Michael Fish, the man behind the brand Mr. Fish, set a new standard for men’s tailoring in the 1960s. His designs were colorful, controversial and were as much referencing to historical tailoring as they were forward-thinking. It quickly established a cult following consisting of the rock and pop aristocracy of London.
After working as both a stylist and an apprentice to a shirt maker he finally started making his own designs in 1965 and the following year the store opened on 17 Clifford Street in Mayfair in 1966.

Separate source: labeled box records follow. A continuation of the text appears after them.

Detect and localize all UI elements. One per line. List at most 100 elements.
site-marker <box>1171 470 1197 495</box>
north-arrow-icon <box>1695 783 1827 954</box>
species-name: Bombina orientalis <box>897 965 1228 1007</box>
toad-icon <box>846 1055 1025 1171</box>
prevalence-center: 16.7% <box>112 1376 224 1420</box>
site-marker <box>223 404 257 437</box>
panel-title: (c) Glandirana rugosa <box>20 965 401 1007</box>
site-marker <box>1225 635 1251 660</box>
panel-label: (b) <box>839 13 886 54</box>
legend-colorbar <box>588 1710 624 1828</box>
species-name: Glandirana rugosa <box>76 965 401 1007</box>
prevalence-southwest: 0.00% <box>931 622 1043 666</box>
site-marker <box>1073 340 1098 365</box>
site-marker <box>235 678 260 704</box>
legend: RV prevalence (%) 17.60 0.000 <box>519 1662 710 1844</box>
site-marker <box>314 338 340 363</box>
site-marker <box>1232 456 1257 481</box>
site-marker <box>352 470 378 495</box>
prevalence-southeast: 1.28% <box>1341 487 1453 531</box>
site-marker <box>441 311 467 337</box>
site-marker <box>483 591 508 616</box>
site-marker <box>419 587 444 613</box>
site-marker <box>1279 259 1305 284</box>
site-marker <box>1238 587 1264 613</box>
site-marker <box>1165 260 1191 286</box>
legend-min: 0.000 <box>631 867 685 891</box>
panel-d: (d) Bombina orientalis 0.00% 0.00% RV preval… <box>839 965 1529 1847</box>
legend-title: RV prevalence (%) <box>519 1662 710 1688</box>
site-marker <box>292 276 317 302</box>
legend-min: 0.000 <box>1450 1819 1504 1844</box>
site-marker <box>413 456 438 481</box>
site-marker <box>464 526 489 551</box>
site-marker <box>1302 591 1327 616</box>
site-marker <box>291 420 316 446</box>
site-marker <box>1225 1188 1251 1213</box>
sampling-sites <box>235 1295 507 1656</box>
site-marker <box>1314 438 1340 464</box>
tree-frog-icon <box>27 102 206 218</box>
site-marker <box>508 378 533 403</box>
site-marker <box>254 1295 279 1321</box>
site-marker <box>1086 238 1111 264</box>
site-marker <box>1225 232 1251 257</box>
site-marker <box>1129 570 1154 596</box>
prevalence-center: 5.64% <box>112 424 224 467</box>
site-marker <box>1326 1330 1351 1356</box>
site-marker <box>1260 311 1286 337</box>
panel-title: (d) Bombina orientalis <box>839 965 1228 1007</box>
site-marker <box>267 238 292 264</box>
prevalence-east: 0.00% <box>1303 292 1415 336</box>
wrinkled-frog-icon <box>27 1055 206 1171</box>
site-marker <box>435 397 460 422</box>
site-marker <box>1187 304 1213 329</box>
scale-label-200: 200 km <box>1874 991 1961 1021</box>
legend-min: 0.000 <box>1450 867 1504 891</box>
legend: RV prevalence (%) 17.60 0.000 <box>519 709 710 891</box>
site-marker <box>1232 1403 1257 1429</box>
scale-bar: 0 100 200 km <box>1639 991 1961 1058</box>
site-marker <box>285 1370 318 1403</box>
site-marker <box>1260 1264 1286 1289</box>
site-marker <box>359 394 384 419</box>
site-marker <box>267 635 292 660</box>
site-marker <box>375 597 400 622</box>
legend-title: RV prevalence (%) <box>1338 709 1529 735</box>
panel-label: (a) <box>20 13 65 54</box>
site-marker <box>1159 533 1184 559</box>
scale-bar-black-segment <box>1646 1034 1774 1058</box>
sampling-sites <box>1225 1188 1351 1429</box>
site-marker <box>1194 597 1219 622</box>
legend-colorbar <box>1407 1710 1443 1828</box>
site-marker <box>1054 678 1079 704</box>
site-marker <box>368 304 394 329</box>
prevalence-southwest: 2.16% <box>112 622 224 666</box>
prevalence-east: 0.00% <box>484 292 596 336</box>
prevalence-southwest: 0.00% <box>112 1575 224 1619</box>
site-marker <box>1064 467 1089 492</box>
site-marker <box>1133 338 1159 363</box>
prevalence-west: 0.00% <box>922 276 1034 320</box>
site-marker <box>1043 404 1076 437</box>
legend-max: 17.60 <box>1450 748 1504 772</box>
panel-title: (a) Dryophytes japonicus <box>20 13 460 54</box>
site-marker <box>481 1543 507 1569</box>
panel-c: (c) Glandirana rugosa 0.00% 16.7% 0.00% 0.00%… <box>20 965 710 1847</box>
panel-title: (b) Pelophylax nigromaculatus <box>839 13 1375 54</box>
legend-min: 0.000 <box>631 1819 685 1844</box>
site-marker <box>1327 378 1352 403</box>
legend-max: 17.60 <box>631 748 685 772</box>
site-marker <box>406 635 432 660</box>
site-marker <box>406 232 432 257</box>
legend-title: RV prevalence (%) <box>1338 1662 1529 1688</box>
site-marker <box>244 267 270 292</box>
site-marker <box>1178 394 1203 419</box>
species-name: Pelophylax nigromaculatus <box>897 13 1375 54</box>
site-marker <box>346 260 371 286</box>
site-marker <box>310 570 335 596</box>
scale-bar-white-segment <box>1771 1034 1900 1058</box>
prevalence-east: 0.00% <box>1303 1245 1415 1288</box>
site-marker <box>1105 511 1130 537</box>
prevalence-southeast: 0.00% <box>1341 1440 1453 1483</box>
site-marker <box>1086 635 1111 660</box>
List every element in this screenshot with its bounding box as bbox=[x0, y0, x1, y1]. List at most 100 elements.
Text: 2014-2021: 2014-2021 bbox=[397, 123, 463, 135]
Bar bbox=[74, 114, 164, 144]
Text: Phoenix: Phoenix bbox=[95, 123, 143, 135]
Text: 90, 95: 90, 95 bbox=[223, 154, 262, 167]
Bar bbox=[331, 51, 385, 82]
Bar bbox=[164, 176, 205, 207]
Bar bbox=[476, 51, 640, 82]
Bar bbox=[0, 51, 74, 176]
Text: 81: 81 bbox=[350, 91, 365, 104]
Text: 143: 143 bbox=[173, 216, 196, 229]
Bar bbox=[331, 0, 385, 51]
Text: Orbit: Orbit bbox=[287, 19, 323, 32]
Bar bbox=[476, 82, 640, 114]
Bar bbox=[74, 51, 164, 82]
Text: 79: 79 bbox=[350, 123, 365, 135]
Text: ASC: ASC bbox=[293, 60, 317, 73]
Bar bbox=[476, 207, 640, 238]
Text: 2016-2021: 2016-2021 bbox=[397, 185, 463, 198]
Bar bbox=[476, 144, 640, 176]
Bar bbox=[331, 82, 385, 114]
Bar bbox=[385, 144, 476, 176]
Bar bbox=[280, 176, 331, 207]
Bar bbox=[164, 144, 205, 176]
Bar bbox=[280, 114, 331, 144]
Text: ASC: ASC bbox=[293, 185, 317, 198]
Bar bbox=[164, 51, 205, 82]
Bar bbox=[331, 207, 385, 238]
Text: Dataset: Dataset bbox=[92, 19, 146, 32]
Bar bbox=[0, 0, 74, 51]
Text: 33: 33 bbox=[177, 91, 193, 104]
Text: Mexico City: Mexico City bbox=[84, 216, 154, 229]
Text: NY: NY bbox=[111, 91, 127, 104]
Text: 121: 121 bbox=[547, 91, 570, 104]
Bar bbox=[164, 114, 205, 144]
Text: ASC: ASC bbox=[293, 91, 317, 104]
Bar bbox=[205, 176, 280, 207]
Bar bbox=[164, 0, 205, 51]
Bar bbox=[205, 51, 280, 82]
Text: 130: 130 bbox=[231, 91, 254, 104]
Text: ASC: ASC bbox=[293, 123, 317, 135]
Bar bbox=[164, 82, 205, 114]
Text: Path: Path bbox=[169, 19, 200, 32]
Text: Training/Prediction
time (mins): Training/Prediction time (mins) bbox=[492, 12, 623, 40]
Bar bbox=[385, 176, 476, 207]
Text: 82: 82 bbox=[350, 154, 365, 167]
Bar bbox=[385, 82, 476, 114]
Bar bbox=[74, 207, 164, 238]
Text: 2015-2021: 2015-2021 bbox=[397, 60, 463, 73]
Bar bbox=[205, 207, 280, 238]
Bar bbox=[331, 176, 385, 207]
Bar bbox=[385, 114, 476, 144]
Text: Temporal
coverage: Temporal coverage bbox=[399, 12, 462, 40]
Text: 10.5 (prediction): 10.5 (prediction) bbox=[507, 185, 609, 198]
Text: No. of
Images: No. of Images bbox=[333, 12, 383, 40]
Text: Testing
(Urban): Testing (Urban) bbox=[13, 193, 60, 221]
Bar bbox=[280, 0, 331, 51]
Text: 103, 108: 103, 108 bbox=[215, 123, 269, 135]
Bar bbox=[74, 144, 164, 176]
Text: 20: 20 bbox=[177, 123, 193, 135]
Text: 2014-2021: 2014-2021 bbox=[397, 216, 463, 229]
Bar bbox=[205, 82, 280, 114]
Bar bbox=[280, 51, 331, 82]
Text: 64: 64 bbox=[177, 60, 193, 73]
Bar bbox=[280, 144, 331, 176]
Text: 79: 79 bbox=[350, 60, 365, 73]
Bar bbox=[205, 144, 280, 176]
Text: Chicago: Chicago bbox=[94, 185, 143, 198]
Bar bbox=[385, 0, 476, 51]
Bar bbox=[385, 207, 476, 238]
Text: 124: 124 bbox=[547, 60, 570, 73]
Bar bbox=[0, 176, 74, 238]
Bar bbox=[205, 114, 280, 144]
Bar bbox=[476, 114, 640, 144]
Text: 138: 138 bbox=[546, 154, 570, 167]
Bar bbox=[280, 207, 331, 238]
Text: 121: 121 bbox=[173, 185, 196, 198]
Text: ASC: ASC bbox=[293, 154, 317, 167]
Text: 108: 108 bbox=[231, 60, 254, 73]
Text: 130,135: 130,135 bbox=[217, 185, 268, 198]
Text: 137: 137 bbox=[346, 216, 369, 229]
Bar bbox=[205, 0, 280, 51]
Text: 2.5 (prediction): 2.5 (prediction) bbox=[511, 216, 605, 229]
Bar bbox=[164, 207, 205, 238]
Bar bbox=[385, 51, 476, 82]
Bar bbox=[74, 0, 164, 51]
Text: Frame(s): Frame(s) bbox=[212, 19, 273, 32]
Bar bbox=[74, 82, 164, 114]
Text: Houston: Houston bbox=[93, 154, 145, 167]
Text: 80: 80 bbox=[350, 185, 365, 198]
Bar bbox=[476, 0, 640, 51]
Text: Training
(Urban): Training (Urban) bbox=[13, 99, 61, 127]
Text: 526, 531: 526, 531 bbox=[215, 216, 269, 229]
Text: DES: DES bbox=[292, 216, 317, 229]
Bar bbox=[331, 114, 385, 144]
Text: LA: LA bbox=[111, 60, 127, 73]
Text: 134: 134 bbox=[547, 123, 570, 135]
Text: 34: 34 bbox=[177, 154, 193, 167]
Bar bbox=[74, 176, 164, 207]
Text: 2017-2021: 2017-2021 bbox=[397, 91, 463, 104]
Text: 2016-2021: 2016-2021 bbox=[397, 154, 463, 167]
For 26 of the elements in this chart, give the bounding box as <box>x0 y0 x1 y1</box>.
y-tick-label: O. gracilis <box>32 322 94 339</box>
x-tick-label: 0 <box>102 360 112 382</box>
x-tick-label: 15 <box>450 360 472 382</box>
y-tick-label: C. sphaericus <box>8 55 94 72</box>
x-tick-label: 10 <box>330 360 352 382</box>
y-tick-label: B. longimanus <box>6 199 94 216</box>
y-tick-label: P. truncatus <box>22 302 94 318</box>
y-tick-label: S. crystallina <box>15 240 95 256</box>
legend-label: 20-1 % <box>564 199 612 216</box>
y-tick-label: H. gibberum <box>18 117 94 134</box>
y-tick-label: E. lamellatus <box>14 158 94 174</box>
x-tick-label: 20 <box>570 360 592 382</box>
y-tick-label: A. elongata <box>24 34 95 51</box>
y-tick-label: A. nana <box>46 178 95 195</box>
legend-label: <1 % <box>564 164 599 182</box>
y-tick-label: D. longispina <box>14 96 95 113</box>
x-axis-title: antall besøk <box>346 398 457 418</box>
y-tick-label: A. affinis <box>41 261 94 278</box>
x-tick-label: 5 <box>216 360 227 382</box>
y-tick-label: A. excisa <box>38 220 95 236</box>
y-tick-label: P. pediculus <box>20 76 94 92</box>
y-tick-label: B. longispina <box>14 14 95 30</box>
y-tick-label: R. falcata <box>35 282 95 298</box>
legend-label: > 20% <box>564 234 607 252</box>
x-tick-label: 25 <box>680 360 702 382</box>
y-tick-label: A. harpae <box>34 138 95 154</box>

In this image, between kipper ties and rails of colorful clothing is John Barry Sainsbury, who opened the Mr. Fish shop together with Micheal Fish. The style was outrageous, flamboyant and often featured vivid prints, ruffles, lace and kaftans and dresses for men.
Micheal Fish was the man behind one of the most memorable outfits of the spirit of the Sixties, namely the white smock worn by Mick Jagger at the Rolling Stones free concert in Hyde Park on July 5th, 1969.
And for the album cover of ‘The man who sold the world’ from 1970, David Bowie wore a Mr. Fish design.
Like many other popular brands of this time, Mr. Fish, unfortunately, did not last very long. The style that was popular and dominant changed terribly quickly during this time, which often made the lifespan of these brands quite short. Another example was Hung on You which we covered in a past blog post.